Autoridades kuwaitianas relataram ter interceptado vários drones e mísseis durante a escalada. Em alguns casos, destroços caídos após interceptações causaram danos e vítimas. Mesmo quando um míssil é destruído no ar, fragmentos do interceptador ou do projétil podem cair em alta velocidade, representando risco para civis e estruturas.

Leia mais:

Bahrein

O Bahrein abriga o quartel-general da US Navy Fifth Fleet, tornando-se um dos locais militares mais estratégicos da região.
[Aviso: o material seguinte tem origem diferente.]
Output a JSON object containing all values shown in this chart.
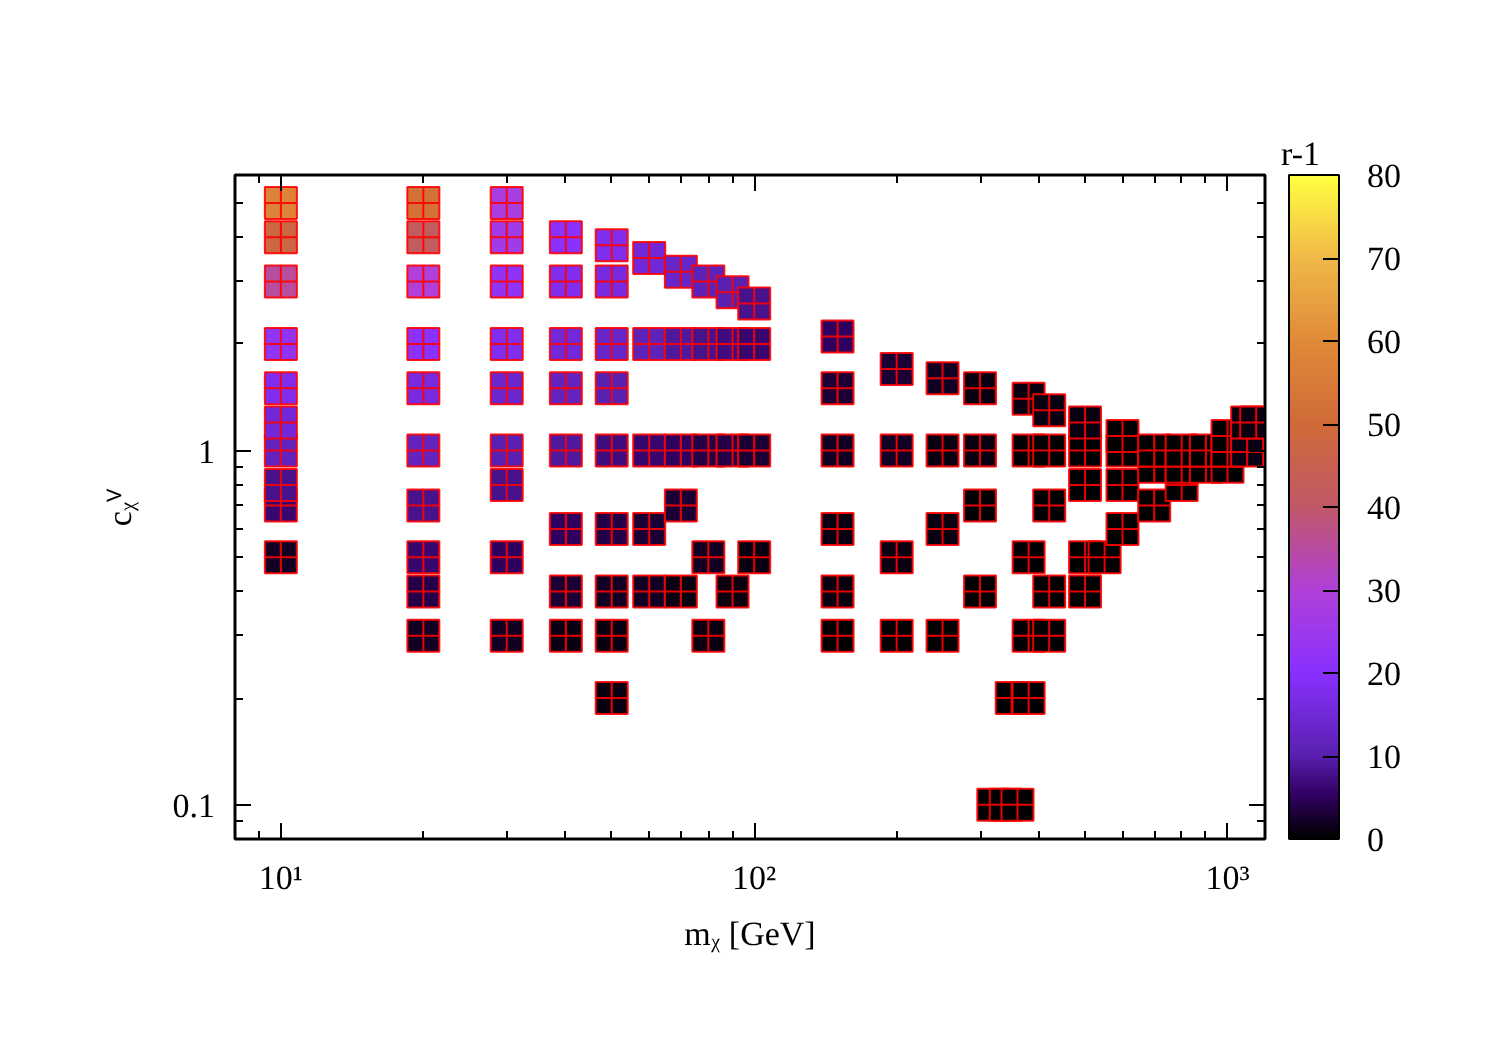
{
  "chart_data": {
    "type": "scatter",
    "xlabel": "mᵪ [GeV]",
    "ylabel": "cᵪⱽ",
    "clabel": "r-1",
    "log": "xy",
    "grid": false,
    "marker": "cross",
    "xlim": [
      8,
      1200
    ],
    "ylim": [
      0.08,
      6
    ],
    "xticks": [
      {
        "value": 9,
        "label": null
      },
      {
        "value": 10,
        "label": "10¹"
      },
      {
        "value": 20,
        "label": null
      },
      {
        "value": 30,
        "label": null
      },
      {
        "value": 40,
        "label": null
      },
      {
        "value": 50,
        "label": null
      },
      {
        "value": 60,
        "label": null
      },
      {
        "value": 70,
        "label": null
      },
      {
        "value": 80,
        "label": null
      },
      {
        "value": 90,
        "label": null
      },
      {
        "value": 100,
        "label": "10²"
      },
      {
        "value": 200,
        "label": null
      },
      {
        "value": 300,
        "label": null
      },
      {
        "value": 400,
        "label": null
      },
      {
        "value": 500,
        "label": null
      },
      {
        "value": 600,
        "label": null
      },
      {
        "value": 700,
        "label": null
      },
      {
        "value": 800,
        "label": null
      },
      {
        "value": 900,
        "label": null
      },
      {
        "value": 1000,
        "label": "10³"
      }
    ],
    "yticks": [
      {
        "value": 0.09,
        "label": null
      },
      0.1,
      {
        "value": 0.2,
        "label": null
      },
      {
        "value": 0.3,
        "label": null
      },
      {
        "value": 0.4,
        "label": null
      },
      {
        "value": 0.5,
        "label": null
      },
      {
        "value": 0.6,
        "label": null
      },
      {
        "value": 0.7,
        "label": null
      },
      {
        "value": 0.8,
        "label": null
      },
      {
        "value": 0.9,
        "label": null
      },
      1,
      {
        "value": 2,
        "label": null
      },
      {
        "value": 3,
        "label": null
      },
      {
        "value": 4,
        "label": null
      },
      {
        "value": 5,
        "label": null
      }
    ],
    "clim": [
      0,
      80
    ],
    "cticks": [
      0,
      10,
      20,
      30,
      40,
      50,
      60,
      70,
      80
    ],
    "series": [
      {
        "color": "#ff0000",
        "x": [
          10,
          10,
          10,
          10,
          10,
          10,
          10,
          10,
          10,
          10,
          20,
          20,
          20,
          20,
          20,
          20,
          20,
          20,
          20,
          20,
          30,
          30,
          30,
          30,
          30,
          30,
          30,
          30,
          30,
          40,
          40,
          40,
          40,
          40,
          40,
          40,
          40,
          50,
          50,
          50,
          50,
          50,
          50,
          50,
          50,
          50,
          60,
          60,
          60,
          60,
          60,
          70,
          70,
          70,
          70,
          70,
          80,
          80,
          80,
          80,
          80,
          90,
          90,
          90,
          90,
          100,
          100,
          100,
          100,
          150,
          150,
          150,
          150,
          150,
          150,
          200,
          200,
          200,
          200,
          250,
          250,
          250,
          250,
          300,
          300,
          300,
          300,
          320,
          340,
          360,
          350,
          380,
          380,
          380,
          380,
          380,
          420,
          420,
          420,
          420,
          420,
          500,
          500,
          500,
          500,
          500,
          550,
          600,
          600,
          600,
          600,
          700,
          700,
          700,
          800,
          800,
          800,
          900,
          900,
          1000,
          1000,
          1000,
          1100,
          1100,
          1100,
          1150
        ],
        "values": [
          0.5,
          0.7,
          0.8,
          1.0,
          1.2,
          1.5,
          2,
          3,
          4,
          5,
          0.3,
          0.4,
          0.5,
          0.7,
          1.0,
          1.5,
          2,
          3,
          4,
          5,
          0.3,
          0.5,
          0.8,
          1.0,
          1.5,
          2,
          3,
          4,
          5,
          0.3,
          0.4,
          0.6,
          1.0,
          1.5,
          2,
          3,
          4,
          0.2,
          0.3,
          0.4,
          0.6,
          1.0,
          1.5,
          2,
          3,
          3.8,
          0.4,
          0.6,
          1.0,
          2,
          3.5,
          0.4,
          0.7,
          1.0,
          2,
          3.2,
          0.3,
          0.5,
          1.0,
          2,
          3,
          0.4,
          1.0,
          2,
          2.8,
          0.5,
          1.0,
          2,
          2.6,
          0.3,
          0.4,
          0.6,
          1.0,
          1.5,
          2.1,
          0.3,
          0.5,
          1.0,
          1.7,
          0.3,
          0.6,
          1.0,
          1.6,
          0.4,
          0.7,
          1.0,
          1.5,
          0.1,
          0.1,
          0.1,
          0.2,
          0.2,
          0.3,
          0.5,
          1.0,
          1.4,
          0.3,
          0.4,
          0.7,
          1.0,
          1.3,
          0.4,
          0.5,
          0.8,
          1.0,
          1.2,
          0.5,
          0.6,
          0.8,
          1.0,
          1.1,
          0.7,
          0.9,
          1.0,
          0.8,
          0.9,
          1.0,
          0.9,
          1.0,
          0.9,
          1.0,
          1.1,
          1.0,
          1.1,
          1.2,
          1.2
        ],
        "cvalues": [
          2,
          6,
          8,
          12,
          15,
          18,
          22,
          35,
          48,
          58,
          2,
          4,
          6,
          8,
          12,
          16,
          20,
          30,
          42,
          52,
          2,
          5,
          8,
          10,
          14,
          18,
          22,
          26,
          28,
          1,
          3,
          5,
          9,
          12,
          15,
          18,
          20,
          1,
          1,
          2,
          4,
          7,
          10,
          13,
          16,
          18,
          2,
          3,
          6,
          11,
          15,
          1,
          3,
          5,
          9,
          13,
          1,
          2,
          4,
          8,
          11,
          1,
          4,
          7,
          10,
          1,
          3,
          6,
          8,
          0,
          1,
          1,
          2,
          3,
          5,
          0,
          1,
          2,
          3,
          0,
          1,
          1,
          2,
          0,
          0,
          1,
          1,
          0,
          0,
          0,
          0,
          0,
          0,
          0,
          0,
          1,
          0,
          0,
          0,
          0,
          1,
          0,
          0,
          0,
          0,
          1,
          0,
          0,
          0,
          0,
          0,
          0,
          0,
          0,
          0,
          0,
          0,
          0,
          0,
          0,
          0,
          0,
          1,
          1,
          1,
          1
        ]
      }
    ]
  }
}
O país também opera sistemas Patriot, incluindo interceptadores PAC-3, que funcionam em conjunto com redes de radar e alerta antecipado.

Desde o início dos ataques, autoridades afirmaram que os sistemas de defesa do Bahrein interceptaram 75 mísseis e 123 drones. Nem todas as ameaças, porém, foram neutralizadas. Em um incidente, um drone atingiu um prédio na capital Manama, causando uma morte e danos materiais.

Segundo o International Institute for Strategic Studies, países menores do Golfo enfrentam limitações estruturais de defesa devido ao território reduzido e menor profundidade militar. No caso do Bahrein, o tamanho da ilha deixa pouco espaço entre ameaças que chegam e áreas urbanas, fazendo com que interceptações ocorram muitas vezes próximas a zonas habitadas.

Omã

O papel de Omã na escalada é diferente do de muitos vizinhos porque o país não opera o sistema Patriot. Em vez disso, utiliza sistemas de defesa aérea de menor alcance, como o Norwegian Advanced Surface-to-Air Missile System, além de redes de radar voltadas ao monitoramento de ameaças aéreas próximas à costa e a portos estratégicos.

Durante a escalada, infraestrutura marítima também foi atingida. O porto comercial de Duqm sofreu vários ataques de drones. Autoridades omanenses também informaram que ao menos um petroleiro próximo ao porto de Khasab, no Estreito de Homus, foi alvo de ataques.

Esses incidentes mostram que os ataques na região se estenderam além de cidades e bases militares, atingindo também rotas marítimas e infraestrutura energética, pontos críticos da cadeia global de petróleo.

Jordânia

A Jordânia também ativou seus sistemas de defesa aérea durante a escalada, interceptando mísseis e drones que cruzaram ou violaram seu espaço aéreo. Segundo o Exército jordaniano, dezenas de ameaças foram engajadas, incluindo ao menos 13 mísseis balísticos e 49 drones. Destroços provocaram danos materiais, mas não houve registro de vítimas.

Devido à posição geográfica do país entre Irã e Israel, alguns mísseis lançados durante a escalada atravessaram o espaço aéreo jordaniano. As interceptações têm como objetivo principal evitar que armas ou destroços atinjam áreas habitadas. “Interceptar projéteis que cruzam seu espaço aéreo é uma prática básica de defesa territorial.” disse Krieg.

Teste real para sistemas de defesa

A sequência de ataques transformou o Golfo em um teste em tempo real para sistemas de defesa antimísseis. Redes de radar, mísseis interceptadores e arquiteturas de defesa em camadas evitaram danos muito maiores em muitos casos.

Ainda assim, os acontecimentos da última semana mostram que mesmo sistemas avançados não eliminam totalmente os riscos quando ataques ocorrem em ondas repetidas e simultâneas em vários países.